For good or ill the Bush administration holds that we are engaged in a war - they have made that aspect of the struggle very clear. The problem is that the world has moved well past the old model of declared wars ny nation states. You may reasonably disagree with their interpretation of the suituation at hand, and therefore conclude that the detentions were illegal. However, it is simply not the case that the U.S. actions were a departure from international norms based on the rule of law alone.
0 Replies
 
woiyo
 
  1  
Reply Fri 16 Jun, 2006 01:50 pm
blatham wrote:
woiyo

You ought not to suppose that anything at all said about Canada might offend me. My nationalist fervor is at about the same level as what I imagine is your level of lust to pork Mother Teresa's corpse.

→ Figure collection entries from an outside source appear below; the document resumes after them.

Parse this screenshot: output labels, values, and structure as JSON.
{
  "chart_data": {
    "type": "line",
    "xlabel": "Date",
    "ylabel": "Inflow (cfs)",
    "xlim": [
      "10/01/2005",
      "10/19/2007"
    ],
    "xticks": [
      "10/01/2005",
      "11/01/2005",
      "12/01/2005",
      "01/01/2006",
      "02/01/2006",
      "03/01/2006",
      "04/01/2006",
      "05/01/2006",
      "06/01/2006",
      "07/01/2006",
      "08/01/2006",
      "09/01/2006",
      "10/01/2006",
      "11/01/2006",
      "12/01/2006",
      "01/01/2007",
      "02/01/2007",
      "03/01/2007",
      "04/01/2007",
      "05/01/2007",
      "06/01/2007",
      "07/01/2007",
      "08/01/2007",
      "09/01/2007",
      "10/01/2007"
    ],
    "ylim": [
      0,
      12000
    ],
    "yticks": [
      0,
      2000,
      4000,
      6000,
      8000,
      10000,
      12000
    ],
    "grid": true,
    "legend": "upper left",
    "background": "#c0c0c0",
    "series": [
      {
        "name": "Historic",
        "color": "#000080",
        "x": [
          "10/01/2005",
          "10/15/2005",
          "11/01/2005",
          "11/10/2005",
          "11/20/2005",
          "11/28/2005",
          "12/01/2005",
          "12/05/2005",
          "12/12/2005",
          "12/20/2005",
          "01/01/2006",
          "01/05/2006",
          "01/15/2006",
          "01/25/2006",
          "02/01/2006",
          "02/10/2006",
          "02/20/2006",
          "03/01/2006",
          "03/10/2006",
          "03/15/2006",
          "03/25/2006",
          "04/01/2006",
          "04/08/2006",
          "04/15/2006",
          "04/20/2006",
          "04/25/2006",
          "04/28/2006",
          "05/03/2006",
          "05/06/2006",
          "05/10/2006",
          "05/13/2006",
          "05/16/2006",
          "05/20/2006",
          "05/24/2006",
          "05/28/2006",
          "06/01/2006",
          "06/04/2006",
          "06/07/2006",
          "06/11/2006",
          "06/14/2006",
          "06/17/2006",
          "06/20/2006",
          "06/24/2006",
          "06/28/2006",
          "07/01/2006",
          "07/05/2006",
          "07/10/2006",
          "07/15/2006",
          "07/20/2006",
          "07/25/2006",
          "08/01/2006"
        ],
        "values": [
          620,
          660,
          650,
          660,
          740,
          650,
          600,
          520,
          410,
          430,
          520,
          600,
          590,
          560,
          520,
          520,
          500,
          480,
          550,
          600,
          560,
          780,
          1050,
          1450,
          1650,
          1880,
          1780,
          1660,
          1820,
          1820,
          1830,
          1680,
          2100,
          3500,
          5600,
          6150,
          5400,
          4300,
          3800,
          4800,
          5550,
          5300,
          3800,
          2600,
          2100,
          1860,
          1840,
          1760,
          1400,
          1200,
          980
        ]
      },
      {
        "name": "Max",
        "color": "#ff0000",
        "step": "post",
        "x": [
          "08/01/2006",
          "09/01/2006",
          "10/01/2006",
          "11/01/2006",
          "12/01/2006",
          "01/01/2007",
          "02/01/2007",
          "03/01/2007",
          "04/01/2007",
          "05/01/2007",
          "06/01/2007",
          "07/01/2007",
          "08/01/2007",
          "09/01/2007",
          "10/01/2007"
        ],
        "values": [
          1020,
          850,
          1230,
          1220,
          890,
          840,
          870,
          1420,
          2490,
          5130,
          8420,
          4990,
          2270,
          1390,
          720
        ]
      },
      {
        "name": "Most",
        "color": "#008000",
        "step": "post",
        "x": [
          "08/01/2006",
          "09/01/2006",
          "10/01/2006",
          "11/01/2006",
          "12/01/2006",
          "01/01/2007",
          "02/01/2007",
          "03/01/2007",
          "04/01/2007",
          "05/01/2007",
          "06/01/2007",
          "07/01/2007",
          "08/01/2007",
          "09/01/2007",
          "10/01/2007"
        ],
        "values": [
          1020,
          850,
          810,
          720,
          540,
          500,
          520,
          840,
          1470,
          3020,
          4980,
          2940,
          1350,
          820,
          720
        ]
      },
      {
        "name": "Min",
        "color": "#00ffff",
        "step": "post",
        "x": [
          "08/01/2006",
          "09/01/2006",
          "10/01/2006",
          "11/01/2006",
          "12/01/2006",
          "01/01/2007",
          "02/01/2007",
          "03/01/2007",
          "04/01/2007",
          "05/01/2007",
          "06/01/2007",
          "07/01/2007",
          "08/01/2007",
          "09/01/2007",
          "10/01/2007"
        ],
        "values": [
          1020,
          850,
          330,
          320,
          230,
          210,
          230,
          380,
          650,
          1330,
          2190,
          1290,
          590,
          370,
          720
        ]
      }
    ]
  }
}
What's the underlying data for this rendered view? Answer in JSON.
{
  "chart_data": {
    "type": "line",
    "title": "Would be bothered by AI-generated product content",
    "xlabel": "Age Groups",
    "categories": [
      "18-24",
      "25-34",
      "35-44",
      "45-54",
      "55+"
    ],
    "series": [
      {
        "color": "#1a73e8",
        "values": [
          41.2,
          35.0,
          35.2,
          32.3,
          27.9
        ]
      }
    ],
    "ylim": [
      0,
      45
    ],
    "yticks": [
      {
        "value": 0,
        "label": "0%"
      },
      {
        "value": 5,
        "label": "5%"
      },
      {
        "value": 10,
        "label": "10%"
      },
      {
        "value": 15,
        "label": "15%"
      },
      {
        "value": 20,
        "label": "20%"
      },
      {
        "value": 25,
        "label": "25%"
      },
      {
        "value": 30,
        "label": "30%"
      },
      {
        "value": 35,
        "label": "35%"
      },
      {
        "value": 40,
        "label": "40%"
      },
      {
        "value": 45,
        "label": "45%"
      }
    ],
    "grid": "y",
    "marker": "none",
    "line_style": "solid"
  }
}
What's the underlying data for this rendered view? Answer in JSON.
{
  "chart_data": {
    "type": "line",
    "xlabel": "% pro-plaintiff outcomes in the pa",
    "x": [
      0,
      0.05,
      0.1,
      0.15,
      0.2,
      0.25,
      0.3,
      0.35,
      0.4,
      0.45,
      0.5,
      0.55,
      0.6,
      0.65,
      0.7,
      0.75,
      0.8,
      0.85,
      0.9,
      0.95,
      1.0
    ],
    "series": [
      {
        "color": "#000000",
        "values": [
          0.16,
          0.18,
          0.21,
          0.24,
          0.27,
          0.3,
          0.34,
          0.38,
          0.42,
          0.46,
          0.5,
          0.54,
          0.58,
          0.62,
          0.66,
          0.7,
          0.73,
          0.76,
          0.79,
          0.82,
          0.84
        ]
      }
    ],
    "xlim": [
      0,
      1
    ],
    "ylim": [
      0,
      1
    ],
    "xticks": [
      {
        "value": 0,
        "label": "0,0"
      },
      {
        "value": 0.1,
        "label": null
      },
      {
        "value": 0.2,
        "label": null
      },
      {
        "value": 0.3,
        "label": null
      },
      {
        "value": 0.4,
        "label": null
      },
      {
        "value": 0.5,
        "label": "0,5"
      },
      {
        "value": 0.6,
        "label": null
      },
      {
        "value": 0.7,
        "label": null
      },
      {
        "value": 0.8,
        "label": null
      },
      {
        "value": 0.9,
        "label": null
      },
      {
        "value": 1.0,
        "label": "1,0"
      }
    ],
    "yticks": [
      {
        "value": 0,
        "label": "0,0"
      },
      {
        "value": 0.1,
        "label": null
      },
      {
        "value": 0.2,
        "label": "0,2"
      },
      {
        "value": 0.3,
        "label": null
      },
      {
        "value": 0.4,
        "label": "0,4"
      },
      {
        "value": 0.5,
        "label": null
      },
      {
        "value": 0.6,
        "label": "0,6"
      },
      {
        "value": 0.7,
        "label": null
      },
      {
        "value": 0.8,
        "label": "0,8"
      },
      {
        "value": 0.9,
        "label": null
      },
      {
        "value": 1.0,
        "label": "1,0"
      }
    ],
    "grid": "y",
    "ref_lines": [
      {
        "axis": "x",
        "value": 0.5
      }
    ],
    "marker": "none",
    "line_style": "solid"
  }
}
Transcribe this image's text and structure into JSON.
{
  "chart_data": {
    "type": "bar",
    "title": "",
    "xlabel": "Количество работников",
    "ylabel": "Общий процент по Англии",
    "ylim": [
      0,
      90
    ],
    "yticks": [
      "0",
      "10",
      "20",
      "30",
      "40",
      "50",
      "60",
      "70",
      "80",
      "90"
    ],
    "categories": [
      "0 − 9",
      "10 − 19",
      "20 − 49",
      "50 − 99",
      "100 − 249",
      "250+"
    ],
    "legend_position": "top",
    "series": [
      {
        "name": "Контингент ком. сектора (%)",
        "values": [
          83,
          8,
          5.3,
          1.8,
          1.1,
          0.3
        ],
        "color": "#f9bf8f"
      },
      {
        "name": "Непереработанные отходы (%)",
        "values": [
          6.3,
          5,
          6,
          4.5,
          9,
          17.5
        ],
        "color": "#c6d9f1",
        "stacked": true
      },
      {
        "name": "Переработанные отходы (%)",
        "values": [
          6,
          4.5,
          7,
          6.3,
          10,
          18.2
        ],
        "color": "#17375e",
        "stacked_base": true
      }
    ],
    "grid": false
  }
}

Just pointing out your hyprocracy.
0 Replies
 
blatham
 
  1  
Reply Fri 16 Jun, 2006 02:08 pm
woiyo wrote:
blatham wrote:
woiyo

You ought not to suppose that anything at all said about Canada might offend me. My nationalist fervor is at about the same level as what I imagine is your level of lust to pork Mother Teresa's corpse.


Just pointing out your hyprocracy.


Clarify just what it is you are pointing to. Have I said somethiing protective of defensive about canada? Have I suggested others ought not to criticize Canada? Have I said Canada is innocent of something which the US is not?
0 Replies
 
Acquiunk
 
  1  
Reply Fri 16 Jun, 2006 03:08 pm
The Bush appointed Supreme Court has decided to sweep away one more medieval remanent of our legal system, the rule that authorities must knock and announce themselves before entering a dwelling, even with a warrant. All in the name of modern efficiency I assume.

Court Limits Protection Against Improper Entry
0 Replies
 
georgeob1
 
  1  
Reply Fri 16 Jun, 2006 03:36 pm
blatham wrote:


Clarify just what it is you are pointing to. Have I said somethiing protective of defensive about canada? Have I suggested others ought not to criticize Canada? Have I said Canada is innocent of something which the US is not?


I don't think Blatham is being hypocritical, but I do believe he is indulging in a few rhetorical flourishes here. I suspect he likes both Canada and the U.S. very much. I recently paid a visit to his former environs in canada and found it to be a delightful place, populated with pleasant people.
0 Replies
 
blatham
 
  1  
Reply Fri 16 Jun, 2006 04:42 pm
georgeob1 wrote:
blatham wrote:


Clarify just what it is you are pointing to. Have I said somethiing protective of defensive about canada? Have I suggested others ought not to criticize Canada? Have I said Canada is innocent of something which the US is not?


I don't think Blatham is being hypocritical, but I do believe he is indulging in a few rhetorical flourishes here. I suspect he likes both Canada and the U.S. very much. I recently paid a visit to his former environs in canada and found it to be a delightful place, populated with pleasant people.


Welcome home.

And you are right, I'm very fond of both places as I am with many others as well. God knows where I might choose to live were all those options open to me. And, just as with citizens from all over the world who are surveyed on their opinions of America (see recent Pew poll) I differentiate sharply between Americans and present American policy.